No todos los tipos que estaban esa noche en el nuevo restaurante tenían aspecto de salvados. Hay muchos que todavía parecen a flote porque en lugar de subirse a una balsa se suben a sus agendas, y en tiempos como éste no sé si mucha gente revaloriza el amor o la lealtad, pero mucha otra, estoy segura, revaloriza los contactos.

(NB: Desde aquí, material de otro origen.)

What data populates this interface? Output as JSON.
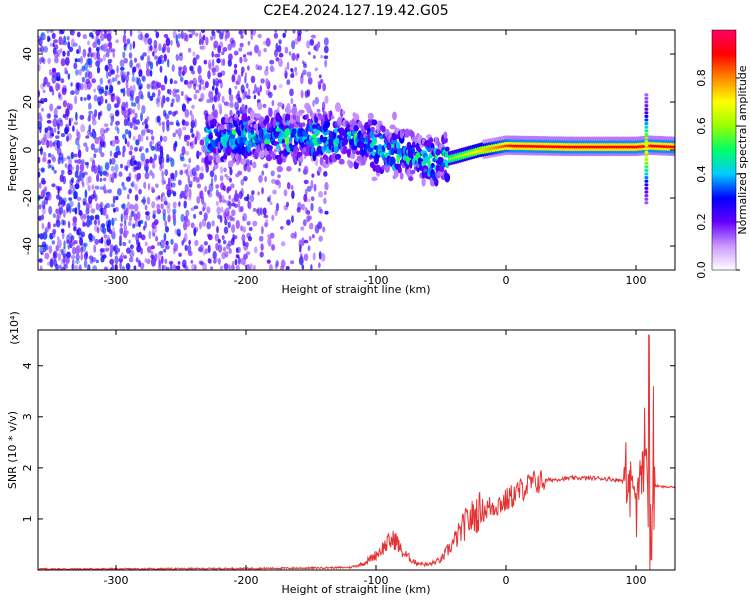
{
  "title": "C2E4.2024.127.19.42.G05",
  "chart_data": [
    {
      "type": "heatmap",
      "xlabel": "Height of straight line (km)",
      "ylabel": "Frequency (Hz)",
      "xlim": [
        -360,
        130
      ],
      "ylim": [
        -50,
        50
      ],
      "x_ticks": [
        -300,
        -200,
        -100,
        0,
        100
      ],
      "y_ticks": [
        -40,
        -20,
        0,
        20,
        40
      ],
      "colorbar": {
        "label": "Normalized spectral amplitude",
        "range": [
          0.0,
          1.0
        ],
        "ticks": [
          0.0,
          0.2,
          0.4,
          0.6,
          0.8
        ],
        "colormap": [
          "#ffffff",
          "#cc99ff",
          "#6600ff",
          "#0000ff",
          "#00ccff",
          "#00ff66",
          "#99ff00",
          "#ffff00",
          "#ff8800",
          "#ff0000",
          "#ff0066"
        ]
      },
      "ridge": [
        {
          "x": -220,
          "f": 5
        },
        {
          "x": -160,
          "f": 6
        },
        {
          "x": -120,
          "f": 5
        },
        {
          "x": -90,
          "f": 0
        },
        {
          "x": -70,
          "f": -2
        },
        {
          "x": -55,
          "f": -5
        },
        {
          "x": -40,
          "f": -3
        },
        {
          "x": -20,
          "f": 0
        },
        {
          "x": 0,
          "f": 2
        },
        {
          "x": 50,
          "f": 1.5
        },
        {
          "x": 100,
          "f": 1.5
        },
        {
          "x": 110,
          "f": 2
        },
        {
          "x": 130,
          "f": 1.5
        }
      ]
    },
    {
      "type": "line",
      "xlabel": "Height of straight line (km)",
      "ylabel": "SNR (10 * v/v)",
      "multiplier": "(x10⁴)",
      "xlim": [
        -360,
        130
      ],
      "ylim": [
        0,
        4.7
      ],
      "x_ticks": [
        -300,
        -200,
        -100,
        0,
        100
      ],
      "y_ticks": [
        1,
        2,
        3,
        4
      ],
      "color": "#e53333",
      "series": [
        {
          "x": [
            -360,
            -300,
            -200,
            -150,
            -120,
            -110,
            -100,
            -90,
            -85,
            -80,
            -70,
            -60,
            -50,
            -40,
            -30,
            -20,
            -10,
            0,
            10,
            20,
            30,
            40,
            50,
            60,
            70,
            80,
            90,
            100,
            105,
            108,
            110,
            112,
            115,
            120,
            130
          ],
          "values": [
            0.02,
            0.02,
            0.03,
            0.04,
            0.05,
            0.12,
            0.3,
            0.55,
            0.6,
            0.35,
            0.15,
            0.1,
            0.2,
            0.55,
            0.95,
            1.15,
            1.25,
            1.35,
            1.55,
            1.7,
            1.75,
            1.78,
            1.8,
            1.8,
            1.8,
            1.78,
            1.75,
            1.7,
            1.9,
            2.4,
            0.3,
            1.5,
            1.65,
            1.63,
            1.62
          ]
        }
      ]
    }
  ]
}
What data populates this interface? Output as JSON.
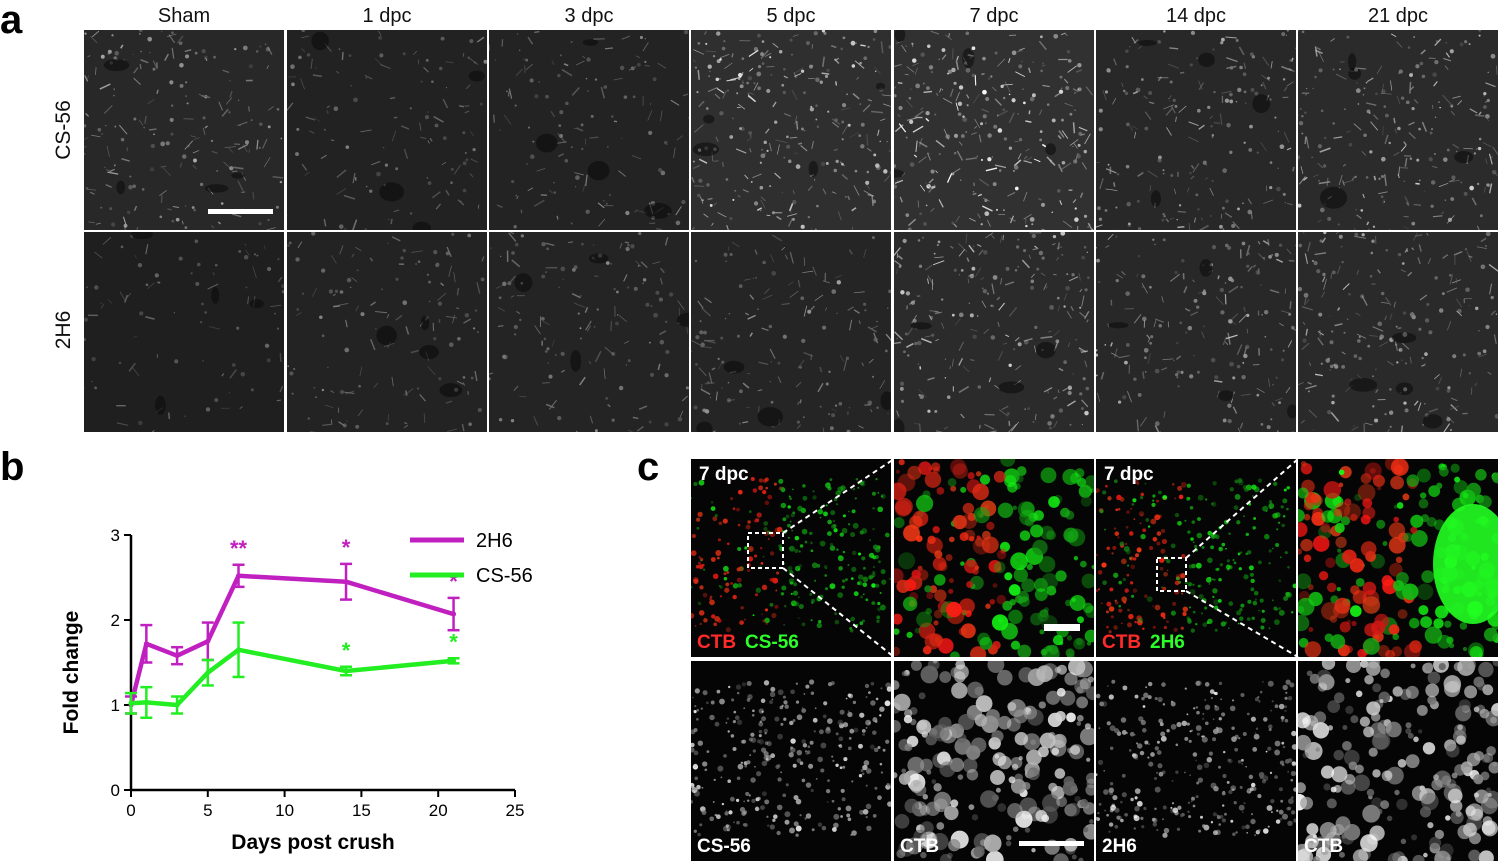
{
  "figure": {
    "panel_a": {
      "letter": "a",
      "columns": [
        "Sham",
        "1 dpc",
        "3 dpc",
        "5 dpc",
        "7 dpc",
        "14 dpc",
        "21 dpc"
      ],
      "rows": [
        "CS-56",
        "2H6"
      ],
      "brightness": [
        [
          0.55,
          0.25,
          0.3,
          0.85,
          0.95,
          0.55,
          0.7
        ],
        [
          0.12,
          0.3,
          0.35,
          0.4,
          0.7,
          0.55,
          0.65
        ]
      ]
    },
    "panel_b": {
      "letter": "b"
    },
    "panel_c": {
      "letter": "c",
      "top_tiles": [
        {
          "label_top": "7 dpc",
          "label_bottom_red": "CTB",
          "label_bottom_green": "CS-56"
        },
        {
          "label_top": "",
          "label_bottom_red": "",
          "label_bottom_green": ""
        },
        {
          "label_top": "7 dpc",
          "label_bottom_red": "CTB",
          "label_bottom_green": "2H6"
        },
        {
          "label_top": "",
          "label_bottom_red": "",
          "label_bottom_green": ""
        }
      ],
      "bottom_tiles": [
        "CS-56",
        "CTB",
        "2H6",
        "CTB"
      ]
    }
  },
  "chart_data": {
    "type": "line",
    "xlabel": "Days post crush",
    "ylabel": "Fold change",
    "xlim": [
      0,
      25
    ],
    "ylim": [
      0,
      3
    ],
    "xticks": [
      0,
      5,
      10,
      15,
      20,
      25
    ],
    "yticks": [
      0,
      1,
      2,
      3
    ],
    "grid": false,
    "legend_position": "top-right",
    "x": [
      0,
      1,
      3,
      5,
      7,
      14,
      21
    ],
    "series": [
      {
        "name": "2H6",
        "color": "#c020c0",
        "values": [
          1.0,
          1.72,
          1.58,
          1.75,
          2.52,
          2.45,
          2.07
        ],
        "errors": [
          0.1,
          0.22,
          0.1,
          0.22,
          0.13,
          0.21,
          0.19
        ],
        "annotations": [
          {
            "x": 7,
            "text": "**"
          },
          {
            "x": 14,
            "text": "*"
          },
          {
            "x": 21,
            "text": "*"
          }
        ]
      },
      {
        "name": "CS-56",
        "color": "#22ee22",
        "values": [
          1.02,
          1.03,
          1.0,
          1.38,
          1.65,
          1.4,
          1.52
        ],
        "errors": [
          0.12,
          0.18,
          0.1,
          0.15,
          0.32,
          0.05,
          0.03
        ],
        "annotations": [
          {
            "x": 14,
            "text": "*"
          },
          {
            "x": 21,
            "text": "*"
          }
        ]
      }
    ]
  }
}
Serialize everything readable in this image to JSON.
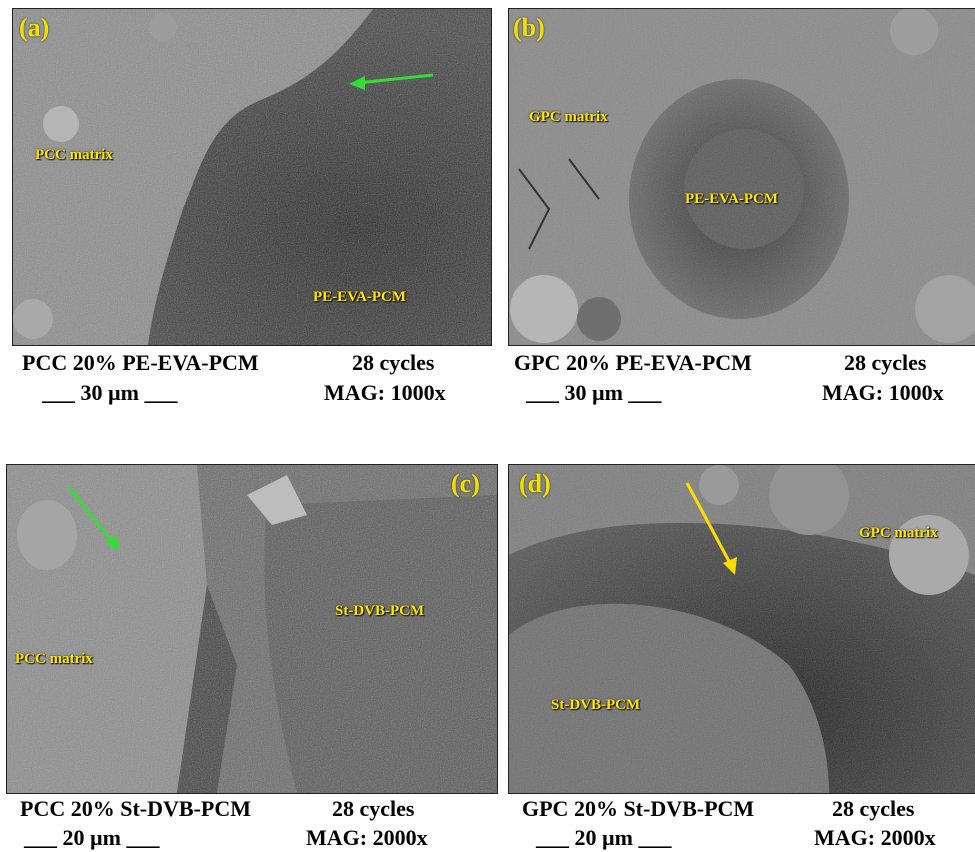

En los corrillos de los salones, elegantes pero notablemente apretujados, unos y otras departían sobre los flamantes nuevos hábitos que, apenas adquiridos, muchos argentinos deberemos archivar. “Por fin un menú sin rúcula”, decía una mujer. “Qué cosa la rúcula, cómo se impuso”, corroboraba otra. Todos coincidían en que, al mismo tiempo en que decayó la popularidad del presidente De la Rúa, decayó también el buen nombre del sushi. El anodino de Antonio Idem tuvo mucho que ver. Ya no es chic el pescado crudo, sino más bien sinónimo de aristocratela facilonga, arribismo y refinamiento made in Taiwan.
Como fuere, en unos pocos años de menemismo tardío y delarruismo inerte, ciertos sectores de clase media pimpante –pimpante más por una cuestión de cultura y estilo que por tarjeta gold y vacaciones en Miami– abandonaron para siempre la lechuga y adoptaron la rúcula que, como bien decía la señora de facciones apenas alteradas por una cirugía, ha invadido las ensaladeras porteñas como una plaga fina y semiamarga. Justo cuando habíamos advertido la tajante diferencia entre el jamón serrano y el de Parma, justo cuando nuestros paladares distinguían el choque de un malbec y el de un cabernet sauvignon, justo cuando el brie nos resultaba más inquietante que el Mar del Plata de toda la vida, el techo se vino abajo y nos volvemos a tutear con las goteras.
Hasta es probable que ahora empiecen a escasear estas brutales inauguraciones y eventos en los que se pica de arriba y surtido. Ya con el paladar negro, ya iniciados, deberemos volver a la lechuga, el postre vigilante, los guisos de mondongo y la sandía.